But if you asked the same question about The Beatles or The Beach boys, I could write you pages and pages with specific details, some very technical, others not so much.
Beefheart is not as naive about music theory and history as he sometimes projects, he was well aware of many forms of obscure world and contemporary classical music.
And his techniques are not all ineffable matters of taste, he developed and repeatedly used specific "tricks" to get his effects.
For instance, his tendency to have the last note of repeated melody modules jump up in a leaping interval, often to an alternating note, creates a kind of quirky mechanical jig.
He composed quite deliberately to portray his formidable visual imagination and often achieves the same trippy Breugal-esque animism in both his music and his lyrics.
His band mates were sometimes distressed by his tendency to lay over those blasting horns and vocals, which can remind me of an intricate and perfectly rendered painting that has wild graffiti spray painted on top of it. But that could work in a painting, even if it distresses the guys who labored mightily on the underpainting.

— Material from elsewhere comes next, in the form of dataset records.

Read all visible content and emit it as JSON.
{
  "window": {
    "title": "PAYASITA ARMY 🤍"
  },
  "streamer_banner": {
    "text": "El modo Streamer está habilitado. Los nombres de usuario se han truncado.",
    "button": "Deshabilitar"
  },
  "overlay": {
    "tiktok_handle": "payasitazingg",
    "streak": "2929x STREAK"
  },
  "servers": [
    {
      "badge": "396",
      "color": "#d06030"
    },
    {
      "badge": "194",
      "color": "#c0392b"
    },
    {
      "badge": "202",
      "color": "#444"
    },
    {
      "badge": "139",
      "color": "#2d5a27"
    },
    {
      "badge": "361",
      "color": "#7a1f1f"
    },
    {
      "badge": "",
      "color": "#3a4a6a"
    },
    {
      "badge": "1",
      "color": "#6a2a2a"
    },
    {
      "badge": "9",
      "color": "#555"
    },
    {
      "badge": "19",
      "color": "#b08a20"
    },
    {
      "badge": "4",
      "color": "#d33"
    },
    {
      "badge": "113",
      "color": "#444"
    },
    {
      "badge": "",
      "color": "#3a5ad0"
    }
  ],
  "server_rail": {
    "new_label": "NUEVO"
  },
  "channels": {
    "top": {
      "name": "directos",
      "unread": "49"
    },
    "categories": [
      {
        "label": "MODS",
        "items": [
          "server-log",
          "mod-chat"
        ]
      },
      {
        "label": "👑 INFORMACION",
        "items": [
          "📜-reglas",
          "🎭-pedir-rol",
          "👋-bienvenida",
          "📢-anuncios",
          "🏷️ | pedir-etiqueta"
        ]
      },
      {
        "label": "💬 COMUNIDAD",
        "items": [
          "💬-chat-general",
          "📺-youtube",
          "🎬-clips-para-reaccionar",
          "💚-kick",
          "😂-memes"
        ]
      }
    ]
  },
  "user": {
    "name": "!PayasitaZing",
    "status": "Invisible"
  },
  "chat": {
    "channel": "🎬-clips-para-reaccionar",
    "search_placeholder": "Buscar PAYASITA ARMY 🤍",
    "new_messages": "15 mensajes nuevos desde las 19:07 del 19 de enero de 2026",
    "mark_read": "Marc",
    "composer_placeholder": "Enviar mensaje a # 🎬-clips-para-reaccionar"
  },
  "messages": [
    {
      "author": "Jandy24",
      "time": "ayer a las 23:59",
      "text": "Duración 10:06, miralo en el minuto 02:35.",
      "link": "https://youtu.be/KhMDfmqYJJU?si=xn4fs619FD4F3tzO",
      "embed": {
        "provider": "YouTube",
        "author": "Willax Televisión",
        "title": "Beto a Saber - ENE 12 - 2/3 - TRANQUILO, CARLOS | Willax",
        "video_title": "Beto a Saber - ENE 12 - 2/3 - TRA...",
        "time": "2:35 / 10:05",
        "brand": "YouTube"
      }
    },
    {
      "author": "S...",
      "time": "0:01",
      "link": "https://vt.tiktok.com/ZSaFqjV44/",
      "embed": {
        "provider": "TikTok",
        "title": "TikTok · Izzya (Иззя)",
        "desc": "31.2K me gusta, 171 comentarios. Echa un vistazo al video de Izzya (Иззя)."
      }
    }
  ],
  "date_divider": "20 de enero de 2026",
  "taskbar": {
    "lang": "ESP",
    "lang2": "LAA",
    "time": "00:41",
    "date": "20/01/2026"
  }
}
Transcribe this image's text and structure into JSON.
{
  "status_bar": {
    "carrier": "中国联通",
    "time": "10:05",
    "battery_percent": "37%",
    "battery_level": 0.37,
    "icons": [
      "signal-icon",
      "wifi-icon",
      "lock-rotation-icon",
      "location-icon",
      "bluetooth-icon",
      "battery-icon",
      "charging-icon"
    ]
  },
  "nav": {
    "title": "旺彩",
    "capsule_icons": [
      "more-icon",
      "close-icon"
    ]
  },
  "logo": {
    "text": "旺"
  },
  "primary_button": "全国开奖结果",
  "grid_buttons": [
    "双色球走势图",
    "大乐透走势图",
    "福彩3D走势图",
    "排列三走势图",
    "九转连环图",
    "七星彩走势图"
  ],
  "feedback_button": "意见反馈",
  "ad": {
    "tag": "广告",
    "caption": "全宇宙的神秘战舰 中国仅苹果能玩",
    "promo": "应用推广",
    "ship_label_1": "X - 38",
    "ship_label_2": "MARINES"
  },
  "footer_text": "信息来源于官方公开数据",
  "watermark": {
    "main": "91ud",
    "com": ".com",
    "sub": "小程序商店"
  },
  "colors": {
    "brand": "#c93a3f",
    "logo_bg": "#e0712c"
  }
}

Many of his compositions would hold up quite well transposed for string quartet.
Another big factor was his charismatic and messianic personality that allowed him to attract some of the worlds best musicians who committed to unholy amounts of study and practice to learn his pieces.
His music has repetitive elements, but it is mostly through-composed, meaning it just keeps disclaiming all the way, so playing it must be not unlike memorizing long passages of Homer.